Baumaschinen : So leicht kann sich Ihre Baumaschine gegen Sie wenden
Letzte Woche kam eine Studie des japanischen Software-Unternehmens Trend Micro heraus, die Hersteller wie Nutzer von Baumaschinen einigermaßen erschüttern sollte. Laut den Studienautoren ist es nämlich praktisch ein Kinderspiel, Baumaschinen, Krane und andere Industriegeräte auf die eine oder andere Art zu hacken. Die Geräte lassen sich demnach von einer fremden Person ziemlich leicht fernsteuern oder lahmlegen. Es braucht wohl nicht viel Fantasie, um zu erkennen, dass das ganz schön gefährlich werden kann.
Alles, was eine Maschine braucht, um gehackt werden zu können, ist im Grunde eine Funksteuerung – und das ist mittlerweile gang und gäbe. Untersucht wurden 17 verschiedene Anbieter aus Amerika, Europa und Asien. Das erschreckende Ergebnis – alle Steuerungen konnten relativ leicht angegriffen werden.
Replay für die Baumaschine
Am leichtesten funktioniert der Hack durch die sogenannte Replay-Attacke. Hier schneidet der Hacker einfach den Funkverkehr zwischen der Maschine, beispielsweise einem Baukran, und dem Steuerungsgerät mit. Diese über Funk gesendeten Steuerungsbefehle wiederholen sich laut der Studie immer wieder. Ob die Befehle verschlüsselt waren oder nicht, spielte in dem Test offenbar keine Rolle – so oder so war das Funkprotokoll immer leicht kopierbar. Der Hacker kann es dann selbst aussenden oder verändern und das Gerät kontrollieren.

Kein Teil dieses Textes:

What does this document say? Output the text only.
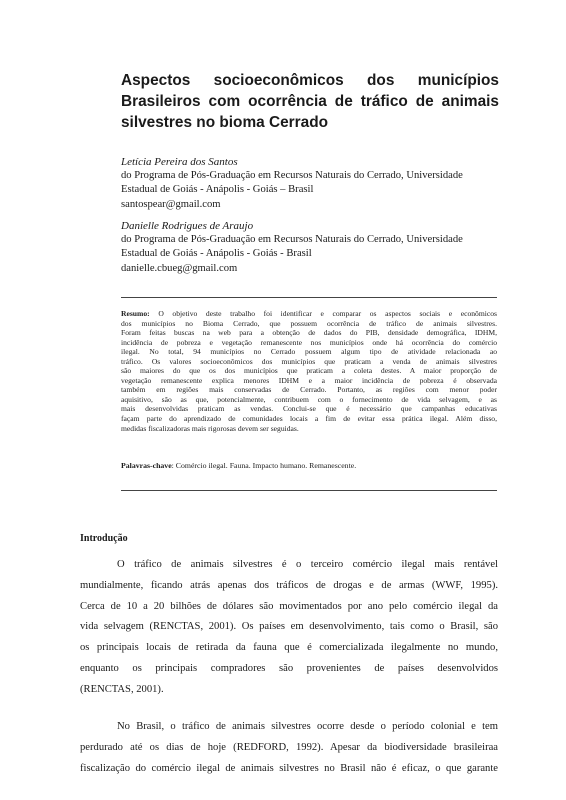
Aspectos socioeconômicos dos municípios
Brasileiros com ocorrência de tráfico de animais
silvestres no bioma Cerrado
Letícia Pereira dos Santos
do Programa de Pós-Graduação em Recursos Naturais do Cerrado, Universidade
Estadual de Goiás - Anápolis - Goiás – Brasil
santospear@gmail.com
Danielle Rodrigues de Araujo
do Programa de Pós-Graduação em Recursos Naturais do Cerrado, Universidade
Estadual de Goiás - Anápolis - Goiás - Brasil
danielle.cbueg@gmail.com
Resumo: O objetivo deste trabalho foi identificar e comparar os aspectos sociais e econômicos
dos municípios no Bioma Cerrado, que possuem ocorrência de tráfico de animais silvestres.
Foram feitas buscas na web para a obtenção de dados do PIB, densidade demográfica, IDHM,
incidência de pobreza e vegetação remanescente nos municípios onde há ocorrência do comércio
ilegal. No total, 94 municípios no Cerrado possuem algum tipo de atividade relacionada ao
tráfico. Os valores socioeconômicos dos municípios que praticam a venda de animais silvestres
são maiores do que os dos municípios que praticam a coleta destes. A maior proporção de
vegetação remanescente explica menores IDHM e a maior incidência de pobreza é observada
também em regiões mais conservadas de Cerrado. Portanto, as regiões com menor poder
aquisitivo, são as que, potencialmente, contribuem com o fornecimento de vida selvagem, e as
mais desenvolvidas praticam as vendas. Conclui-se que é necessário que campanhas educativas
façam parte do aprendizado de comunidades locais a fim de evitar essa prática ilegal. Além disso,
medidas fiscalizadoras mais rigorosas devem ser seguidas.
Palavras-chave: Comércio ilegal. Fauna. Impacto humano. Remanescente.
Introdução
O tráfico de animais silvestres é o terceiro comércio ilegal mais rentável
mundialmente, ficando atrás apenas dos tráficos de drogas e de armas (WWF, 1995).
Cerca de 10 a 20 bilhões de dólares são movimentados por ano pelo comércio ilegal da
vida selvagem (RENCTAS, 2001). Os países em desenvolvimento, tais como o Brasil, são
os principais locais de retirada da fauna que é comercializada ilegalmente no mundo,
enquanto os principais compradores são provenientes de países desenvolvidos
(RENCTAS, 2001).
No Brasil, o tráfico de animais silvestres ocorre desde o período colonial e tem
perdurado até os dias de hoje (REDFORD, 1992). Apesar da biodiversidade brasileiraa
fiscalização do comércio ilegal de animais silvestres no Brasil não é eficaz, o que garante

Die möglichen Auswirkungen reichen von Beschädigungen an Bauwerken und Baustellen, über das Verletzen von Bauarbeitern und Passanten, bis hin zur Sabotage der Arbeiten. Denn eine Baumaschine kann so auch völlig lahmgelegt werden. So besitzen Krane und Bergbaumaschinen Notausschalter, die ebenfalls über Funk zu betätigen sind. Sendet der Hacker das Signal für die Notausschaltung kontinuierlich, ist die Maschine faktisch nicht mehr benutzbar. Ein Angriff dieser Art wird Denial of Service genannt.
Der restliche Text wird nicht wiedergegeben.